The history of Chinese Food

When you think of Chinese food you think of rice, and rice was the first grain that was farmed in China. There is archaeological evidence of rice farming along the Yang-tse River as early as about 5000 BC. People cooked rice by boiling it in water, the way they do today. Or they made it into wine. Rice wine has been popular in China since prehistory.

But rice doesn't grow in northern China, which is much drier and colder. People in northern China gathered wild
and sorghum instead. By 4500 BC, people in northern China were farming millet. They ate it boiled into a kind of porridge.

Wheat was not native to China, so it took much longer to reach China. People in northern China first began to eat wheat in the Shang Dynasty, about 1500 BC. Wheat was not native to China, but people brought it to China from West Asia. People in China boiled it like millet, to make something like Cream of Wheat.

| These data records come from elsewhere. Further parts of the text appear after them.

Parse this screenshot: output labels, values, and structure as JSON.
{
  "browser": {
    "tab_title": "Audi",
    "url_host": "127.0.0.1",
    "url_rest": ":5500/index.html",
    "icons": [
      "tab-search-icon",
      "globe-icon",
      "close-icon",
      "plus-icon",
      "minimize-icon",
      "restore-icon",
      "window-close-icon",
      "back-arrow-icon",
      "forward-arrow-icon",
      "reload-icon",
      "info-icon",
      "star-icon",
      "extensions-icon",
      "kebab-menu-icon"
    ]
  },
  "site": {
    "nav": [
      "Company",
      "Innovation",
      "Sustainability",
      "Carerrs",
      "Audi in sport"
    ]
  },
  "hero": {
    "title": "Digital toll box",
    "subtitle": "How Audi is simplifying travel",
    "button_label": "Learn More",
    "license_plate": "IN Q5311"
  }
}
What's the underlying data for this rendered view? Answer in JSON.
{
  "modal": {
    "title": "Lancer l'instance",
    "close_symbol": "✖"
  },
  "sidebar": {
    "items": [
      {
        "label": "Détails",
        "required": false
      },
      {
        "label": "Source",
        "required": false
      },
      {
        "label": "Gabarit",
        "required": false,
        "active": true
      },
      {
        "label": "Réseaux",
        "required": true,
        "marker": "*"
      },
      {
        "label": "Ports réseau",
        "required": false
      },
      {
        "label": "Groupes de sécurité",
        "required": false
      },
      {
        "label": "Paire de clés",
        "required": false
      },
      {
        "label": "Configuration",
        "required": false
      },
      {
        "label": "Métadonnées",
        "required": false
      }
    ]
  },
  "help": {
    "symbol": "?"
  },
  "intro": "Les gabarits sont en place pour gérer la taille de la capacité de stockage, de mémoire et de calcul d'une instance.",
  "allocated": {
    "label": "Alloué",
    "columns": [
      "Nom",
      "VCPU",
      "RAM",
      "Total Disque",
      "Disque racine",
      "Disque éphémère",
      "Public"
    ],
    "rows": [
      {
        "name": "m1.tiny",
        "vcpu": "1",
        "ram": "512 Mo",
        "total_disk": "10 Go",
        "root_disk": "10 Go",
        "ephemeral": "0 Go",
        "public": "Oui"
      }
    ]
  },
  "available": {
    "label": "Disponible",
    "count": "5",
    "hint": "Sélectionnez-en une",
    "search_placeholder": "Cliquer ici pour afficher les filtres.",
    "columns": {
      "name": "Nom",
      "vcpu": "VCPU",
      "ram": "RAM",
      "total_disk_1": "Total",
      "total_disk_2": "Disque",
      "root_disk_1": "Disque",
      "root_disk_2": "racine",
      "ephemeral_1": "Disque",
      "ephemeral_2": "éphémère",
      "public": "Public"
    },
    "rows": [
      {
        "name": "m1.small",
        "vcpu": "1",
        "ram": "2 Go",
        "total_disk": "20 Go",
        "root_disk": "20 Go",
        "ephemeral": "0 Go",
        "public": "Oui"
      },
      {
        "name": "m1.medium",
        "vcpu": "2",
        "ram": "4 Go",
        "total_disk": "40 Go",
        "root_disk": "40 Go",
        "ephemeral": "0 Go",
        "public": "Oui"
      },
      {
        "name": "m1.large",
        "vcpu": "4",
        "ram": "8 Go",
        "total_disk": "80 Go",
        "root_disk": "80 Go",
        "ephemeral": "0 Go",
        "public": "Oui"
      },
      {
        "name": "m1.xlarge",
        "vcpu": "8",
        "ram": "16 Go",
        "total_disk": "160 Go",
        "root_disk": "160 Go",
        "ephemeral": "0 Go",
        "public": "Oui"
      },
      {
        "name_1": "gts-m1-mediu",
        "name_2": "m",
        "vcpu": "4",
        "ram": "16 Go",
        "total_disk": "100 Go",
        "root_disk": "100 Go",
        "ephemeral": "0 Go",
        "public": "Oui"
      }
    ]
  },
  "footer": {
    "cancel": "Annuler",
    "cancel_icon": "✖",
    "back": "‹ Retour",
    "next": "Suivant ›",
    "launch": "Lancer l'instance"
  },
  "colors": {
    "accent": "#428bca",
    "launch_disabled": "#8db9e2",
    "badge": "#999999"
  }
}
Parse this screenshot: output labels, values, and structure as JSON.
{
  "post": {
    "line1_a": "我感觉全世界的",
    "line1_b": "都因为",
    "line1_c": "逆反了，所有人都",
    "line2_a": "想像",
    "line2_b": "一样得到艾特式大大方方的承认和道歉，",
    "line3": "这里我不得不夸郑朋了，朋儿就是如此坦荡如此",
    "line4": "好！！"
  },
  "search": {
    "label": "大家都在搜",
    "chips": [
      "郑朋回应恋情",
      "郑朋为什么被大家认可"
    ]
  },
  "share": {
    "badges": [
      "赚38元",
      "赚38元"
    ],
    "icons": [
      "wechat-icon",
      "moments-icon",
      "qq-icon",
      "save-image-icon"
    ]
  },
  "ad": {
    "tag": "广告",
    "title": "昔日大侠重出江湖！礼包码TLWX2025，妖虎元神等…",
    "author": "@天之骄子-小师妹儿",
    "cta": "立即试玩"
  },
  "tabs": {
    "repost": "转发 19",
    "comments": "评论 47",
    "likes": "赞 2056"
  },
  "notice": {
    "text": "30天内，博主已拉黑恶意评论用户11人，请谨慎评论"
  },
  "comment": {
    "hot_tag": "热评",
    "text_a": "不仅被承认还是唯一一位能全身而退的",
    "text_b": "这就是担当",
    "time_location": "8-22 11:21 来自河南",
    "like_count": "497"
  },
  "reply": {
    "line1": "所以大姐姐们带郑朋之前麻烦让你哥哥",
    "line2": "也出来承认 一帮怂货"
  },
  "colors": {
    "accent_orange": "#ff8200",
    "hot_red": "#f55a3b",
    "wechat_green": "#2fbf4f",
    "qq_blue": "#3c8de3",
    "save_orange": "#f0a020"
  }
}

These were the main foods of China - rice, millet, sorghum, and wheat. In northern China, people mostly ate millet, wheat, and sorghum. In southern China, people mostly ate rice. Poor people ate almost nothing but these foods.

When people could afford it, they bought or grew vegetables to put on their rice. Soybeans, for instance, are native to China. So are cucumbers. For fruits, the Chinese had oranges and lemons, peaches and apricots. The native flavorings are ginger and anise (Americans use anise to make licorice).

On special occasions, people also put little pieces of meat on their rice. By 5500 BC, the Chinese were eating domesticated chicken, which came originally from Thailand. By 4000 or 3000 BC, they were eating
pork, which was native to China. Sheep and cattle, which were not native, reached China from West Asia also around 4000 BC.

Since meat was so expensive, and because Buddhists didn't eat meat, starting around the Sung Dynasty (about 1000 AD) people also put tofu, or bean curd, in their food as a source of protein.

Because China doesn't have big
forests, it was always hard to find fuel to cook with. Chinese people learned to cut up their food very small, so it would cook quickly on a very small fire.

During the
Han Dynasty, millet wine became very popular and was even more popular to drink than tea. Also beginning in the Han Dynasty, about 100 AD, Chinese people began to make their wheat and rice into long noodles.

Marco Polo, a visitor to China from
Venice, wrote that by the time of Kublai Khan, about 1200 AD, Chinese people ate millet boiled in milk to make porridge. Even as late as 1200 AD, Chinese people did not bake bread.